Creativity and Arrogance

An article this week talks about the relationship between creativity and arrogance. My usual feeling about most so-called scientific research into creativity is that it is misbegotten. Here is the money quote:
Participants in a large study who consider themselves creative, and regularly participate in creative activities, scored low on a personality test measuring honesty and humility.
What's the crucial word there? Consider! Oh yes, those who consider themselves creative are often insufferably arrogant. The very fact that they consider themselves creative is part of the arrogance! Are the truly creative arrogant? Not in my experience. Take the case of that greatest of all musicians, J. S. Bach. Not at all arrogant. He regarded all his music as an offering to God and simply did the best work he could. He did not suffer fools gladly and he did not under-rate his abilities, but this is not the vice of arrogance.
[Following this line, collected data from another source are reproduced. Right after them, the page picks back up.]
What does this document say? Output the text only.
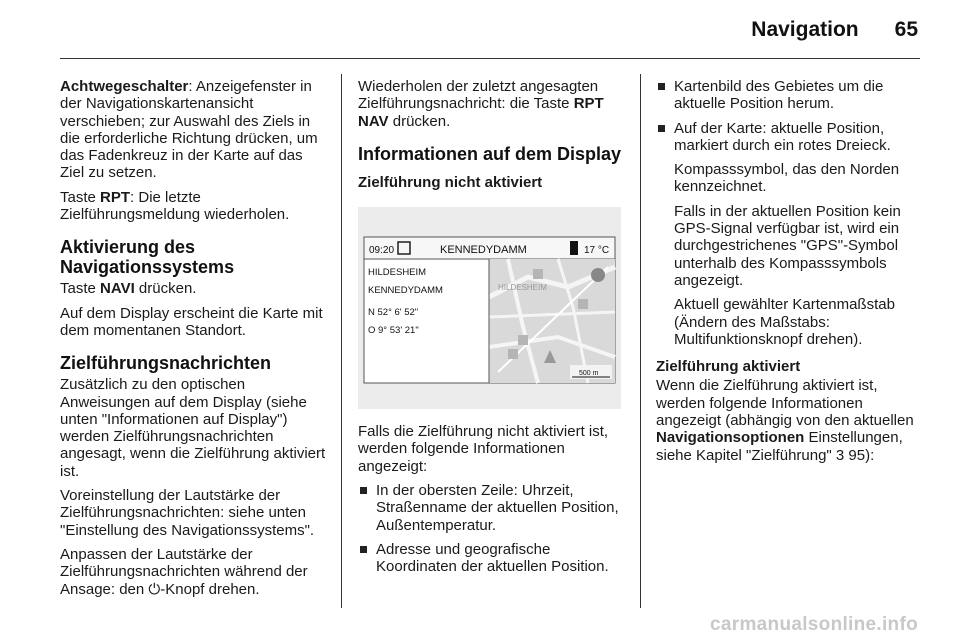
Navigation 65

Achtwegeschalter: Anzeigefenster in der Navigationskartenansicht verschieben; zur Auswahl des Ziels in die erforderliche Richtung drücken, um das Fadenkreuz in der Karte auf das Ziel zu setzen.

Taste RPT: Die letzte Zielführungsmeldung wiederholen.

Aktivierung des Navigationssystems

Taste NAVI drücken.

Auf dem Display erscheint die Karte mit dem momentanen Standort.

Zielführungsnachrichten

Zusätzlich zu den optischen Anweisungen auf dem Display (siehe unten "Informationen auf Display") werden Zielführungsnachrichten angesagt, wenn die Zielführung aktiviert ist.

Voreinstellung der Lautstärke der Zielführungsnachrichten: siehe unten "Einstellung des Navigationssystems".

Anpassen der Lautstärke der Zielführungsnachrichten während der Ansage: den ⏻-Knopf drehen.

Wiederholen der zuletzt angesagten Zielführungsnachricht: die Taste RPT NAV drücken.

Informationen auf dem Display
Zielführung nicht aktiviert
09:20	KENNEDYDAMM	17 °C
HILDESHEIM
KENNEDYDAMM
N 52° 6' 52"
O 9° 53' 21"
HILDESHEIM
500 m

Falls die Zielführung nicht aktiviert ist, werden folgende Informationen angezeigt:

In der obersten Zeile: Uhrzeit, Straßenname der aktuellen Position, Außentemperatur.
Adresse und geografische Koordinaten der aktuellen Position.
Kartenbild des Gebietes um die aktuelle Position herum.
Auf der Karte: aktuelle Position, markiert durch ein rotes Dreieck.
Kompasssymbol, das den Norden kennzeichnet.
Falls in der aktuellen Position kein GPS-Signal verfügbar ist, wird ein durchgestrichenes "GPS"-Symbol unterhalb des Kompasssymbols angezeigt.
Aktuell gewählter Kartenmaßstab (Ändern des Maßstabs: Multifunktionsknopf drehen).
Zielführung aktiviert

Wenn die Zielführung aktiviert ist, werden folgende Informationen angezeigt (abhängig von den aktuellen Navigationsoptionen Einstellungen, siehe Kapitel "Zielführung" 3 95):

carmanualsonline.info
What about Beethoven? One of the most touching quotes from him was in a letter to someone about his C sharp minor string quartet, op 131--possibly the greatest quartet ever written. He simply said that it was "less lacking in fantasy than my other works." Great performers I have known personally have a pragmatic sense of their own abilities, but nothing approaching arrogance. That is reserved for the second-raters who try to puff themselves up beyond their abilities. The truly gifted have no need of arrogance.

There is nothing like sitting down before a blank sheet of paper (or computer screen) to make one humble!